A heart transplant recipient gave birth to a baby for the first time in Korea, beating the norm that heart transplant survivors shun to conceive due to high chance of premature delivery and miscarriage.
Asan Medical Center said Lee Eun-jin, who received heart transplantation in March 2013, gave birth to a 2.98-kilogram baby boy on Jan. 9. Lee’s case was unprecedented in Korea.
There were liver transplant patients or kidney transplant survivors who gave birth, but it was rare that a heart transplant recipient tried to have a baby. Overseas studies have suggested that fetal congenital anomalies and spontaneous abortions were more likely to occur in pregnancy after a heart or lung transplantation. Even if fertile, most heart transplant patients do not try to conceive due to anxiety and fear.
However, Lee’s delivery confirmed a heart transplant recipient could give birth to a healthy baby if she carefully makes a pregnancy decision after the primary care doctor’s thorough assessment on the rejection of the transplanted organ, kidney and liver functions and drugs being taken, and if she receives steady care during pregnancy.

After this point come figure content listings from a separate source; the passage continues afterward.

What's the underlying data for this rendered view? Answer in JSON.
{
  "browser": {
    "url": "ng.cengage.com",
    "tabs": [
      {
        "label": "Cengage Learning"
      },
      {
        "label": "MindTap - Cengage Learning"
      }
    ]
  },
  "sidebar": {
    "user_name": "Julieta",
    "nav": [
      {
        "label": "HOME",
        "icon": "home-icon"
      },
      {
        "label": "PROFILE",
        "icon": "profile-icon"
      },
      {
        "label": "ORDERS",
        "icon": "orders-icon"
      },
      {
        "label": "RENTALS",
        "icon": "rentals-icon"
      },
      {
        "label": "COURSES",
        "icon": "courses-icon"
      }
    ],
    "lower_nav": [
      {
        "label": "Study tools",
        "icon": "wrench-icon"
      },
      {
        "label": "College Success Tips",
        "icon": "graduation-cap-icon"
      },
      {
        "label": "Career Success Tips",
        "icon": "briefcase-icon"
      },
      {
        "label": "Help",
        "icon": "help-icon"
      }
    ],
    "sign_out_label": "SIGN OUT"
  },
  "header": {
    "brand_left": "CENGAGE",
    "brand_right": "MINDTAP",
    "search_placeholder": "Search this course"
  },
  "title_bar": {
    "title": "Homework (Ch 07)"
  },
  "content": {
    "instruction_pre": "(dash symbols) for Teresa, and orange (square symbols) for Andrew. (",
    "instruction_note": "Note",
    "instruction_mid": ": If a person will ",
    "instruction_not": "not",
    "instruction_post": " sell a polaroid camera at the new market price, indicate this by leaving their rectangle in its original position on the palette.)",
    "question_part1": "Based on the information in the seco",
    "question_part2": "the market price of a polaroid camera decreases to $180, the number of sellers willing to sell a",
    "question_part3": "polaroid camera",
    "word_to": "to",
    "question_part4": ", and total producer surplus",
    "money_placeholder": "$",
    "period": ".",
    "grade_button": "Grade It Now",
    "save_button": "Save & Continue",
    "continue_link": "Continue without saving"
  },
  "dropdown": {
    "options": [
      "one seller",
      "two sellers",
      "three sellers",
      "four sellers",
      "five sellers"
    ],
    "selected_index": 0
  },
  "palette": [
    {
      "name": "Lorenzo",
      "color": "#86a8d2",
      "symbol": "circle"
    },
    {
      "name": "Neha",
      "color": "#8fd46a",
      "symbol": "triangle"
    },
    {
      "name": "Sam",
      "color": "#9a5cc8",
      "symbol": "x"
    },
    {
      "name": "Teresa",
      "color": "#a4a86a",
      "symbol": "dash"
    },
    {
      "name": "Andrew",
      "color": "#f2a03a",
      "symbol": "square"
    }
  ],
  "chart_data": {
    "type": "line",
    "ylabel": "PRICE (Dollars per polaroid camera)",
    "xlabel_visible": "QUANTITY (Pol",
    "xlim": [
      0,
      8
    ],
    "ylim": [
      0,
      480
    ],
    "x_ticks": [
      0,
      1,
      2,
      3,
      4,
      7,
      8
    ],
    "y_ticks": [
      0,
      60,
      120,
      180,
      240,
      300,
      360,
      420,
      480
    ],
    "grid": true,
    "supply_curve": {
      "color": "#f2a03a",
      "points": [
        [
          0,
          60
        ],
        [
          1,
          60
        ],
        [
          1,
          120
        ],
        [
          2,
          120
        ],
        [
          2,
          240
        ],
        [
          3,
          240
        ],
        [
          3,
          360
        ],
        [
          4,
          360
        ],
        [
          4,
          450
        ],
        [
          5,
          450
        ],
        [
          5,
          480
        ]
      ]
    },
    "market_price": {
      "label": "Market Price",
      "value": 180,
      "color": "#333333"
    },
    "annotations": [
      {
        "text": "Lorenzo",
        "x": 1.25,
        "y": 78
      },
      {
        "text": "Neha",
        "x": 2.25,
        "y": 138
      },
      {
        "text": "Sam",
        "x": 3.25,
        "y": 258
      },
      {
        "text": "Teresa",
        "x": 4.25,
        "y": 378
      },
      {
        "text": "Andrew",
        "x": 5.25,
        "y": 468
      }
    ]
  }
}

Lee was diagnosed with dilated cardiomyopathy, caused by cardiac muscle problems, 10 years ago at a provincial hospital. As the disorder worsened, she received a heart transplant surgery at Asan Medical Center in 2013.
After the surgery, Lee has kept working out and maintained a healthy lifestyle. After a wedding in 2016, she planned to conceive.
After getting pregnant in March 2017, Lee visited the hospital frequently to check her transplanted heart’s functions, rejection, hypertension, and diabetes.
Fortunately, she was able to control weight and medication during pregnancy. On Jan. 9, she gave birth to a healthy baby boy, weighing 2.98 kilograms, with the help of obstetrics/gynecology professor Won Hye-seong.
“It is the first time in Korea that a heart transplant recipient gave birth, although there have been reports of births from liver transplant or kidney transplant patients," said Kim Jae-joong, a professor of Cardiac Internal Medicine Department of Asan Medical Center. "I am delighted that heart transplant patients with fertility will have new hope. I congratulate her and the baby.”
Ob/Gyn Professor Won said, "In an era of a low birth rate, it is good news that transplant patients with serious diseases are getting pregnant. But, due to the various risks associated with the use of medication, it is necessary to consult with the medical staff before the pregnancy. During pregnancy, the mother's strong will, combined with proper medical treatment, will make it possible to give birth to a healthy baby.”
The number of fertile heart transplant survivors is increasing every year, supported by growing adult heart transplants and the rising survival rate of pediatric cardiac transplantation.
In Korea, there have been 1,391 heart transplantations since 2000 when the Korean Network for Organ Sharing (KONOS) started operation. Thirty-two percent of cardiac transplant recipients were women, and approximately one-third of them were fertile.